Der Androhungsantrag ist zulässig. Die Androhung der Ordnungsmittel gegen einen Schuldner, der eine Handlung zu unterlassen hat, kann in dem die Verpflichtung aussprechenden Urteil enthalten sein (§ 890 Abs. 2 ZPO).

D.
Der Feststellungsantrag ist zulässig und begründet. Ein Feststellungsinteresse i.S.v. gemäß § 256 Abs. 1 ZPO ist gegeben.

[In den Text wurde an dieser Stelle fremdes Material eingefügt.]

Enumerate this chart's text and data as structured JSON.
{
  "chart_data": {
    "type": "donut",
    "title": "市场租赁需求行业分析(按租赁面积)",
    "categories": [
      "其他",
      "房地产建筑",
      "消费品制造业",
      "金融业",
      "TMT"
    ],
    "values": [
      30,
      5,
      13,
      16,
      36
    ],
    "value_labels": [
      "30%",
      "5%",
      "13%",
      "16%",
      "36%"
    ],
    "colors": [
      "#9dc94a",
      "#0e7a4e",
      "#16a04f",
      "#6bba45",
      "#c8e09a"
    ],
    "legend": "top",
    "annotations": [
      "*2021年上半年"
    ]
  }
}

Der Beklagte ist, da er zumindest fahrlässig eine nach § 3 UWG unzulässige geschäftliche Handlung vorgenommen hat (s.o.), der Klägerin als Mitbewerberin zum Ersatz des ihr daraus entstehenden Schadens verpflichtet (§ 9 S. 1 UWG). Fahrlässigkeit ist gegeben, weil der Beklagte eine von der eigenen Einschätzung abweichende Beurteilung der rechtlichen Zulässigkeit seines Verhaltens hätte in Betracht ziehen müssen (vgl. zum Schadensersatzanspruch beim „Einsammeln“ von Rezepten BGH, Urteil vom 17. Oktober 1980 – I ZR 185/78 -, juris ).

E.
Der Auskunftsantrag ist ebenfalls begründet.

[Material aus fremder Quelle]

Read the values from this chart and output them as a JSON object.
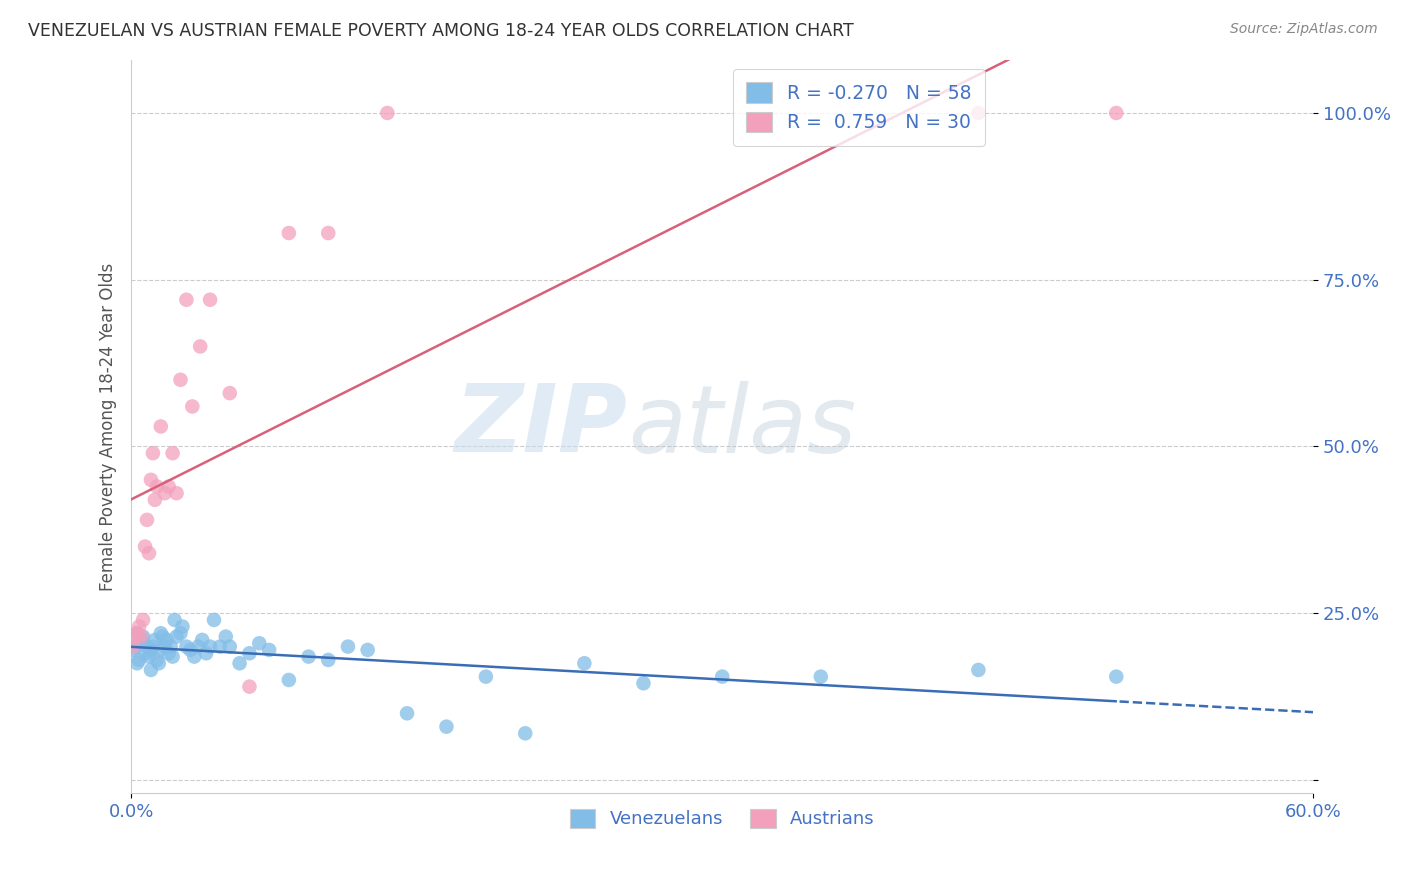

Da dem Grunde nach ein Schadensersatzanspruch wegen der Wettbewerbsverstöße des Beklagten besteht, kann die Klägerin vom Beklagten auch Auskunft verlangen. Die Auskunft ist erforderlich. Der Klägerin verfügt nicht über die notwendigen Informationen zur Durchsetzung ihres Hauptanspruchs. Es ist auch nicht ersichtlich, dass ihr andere Informationsmöglichkeiten zur Verfügung stünden, die sie noch nicht ausgeschöpft hätte. Die Auskunftserteilung ist dem Beklagten angesichts von Art und Schwere des Verstoßes und Gewichts des Informationsinteresses zumutbar.

Der Antrag ist, da er sich auf Art, Umfang und Dauer der konkret geltend gemachten Verletzungshandlung bezieht, zur Substantiierung des Hauptanspruchs geeignet und erforderlich.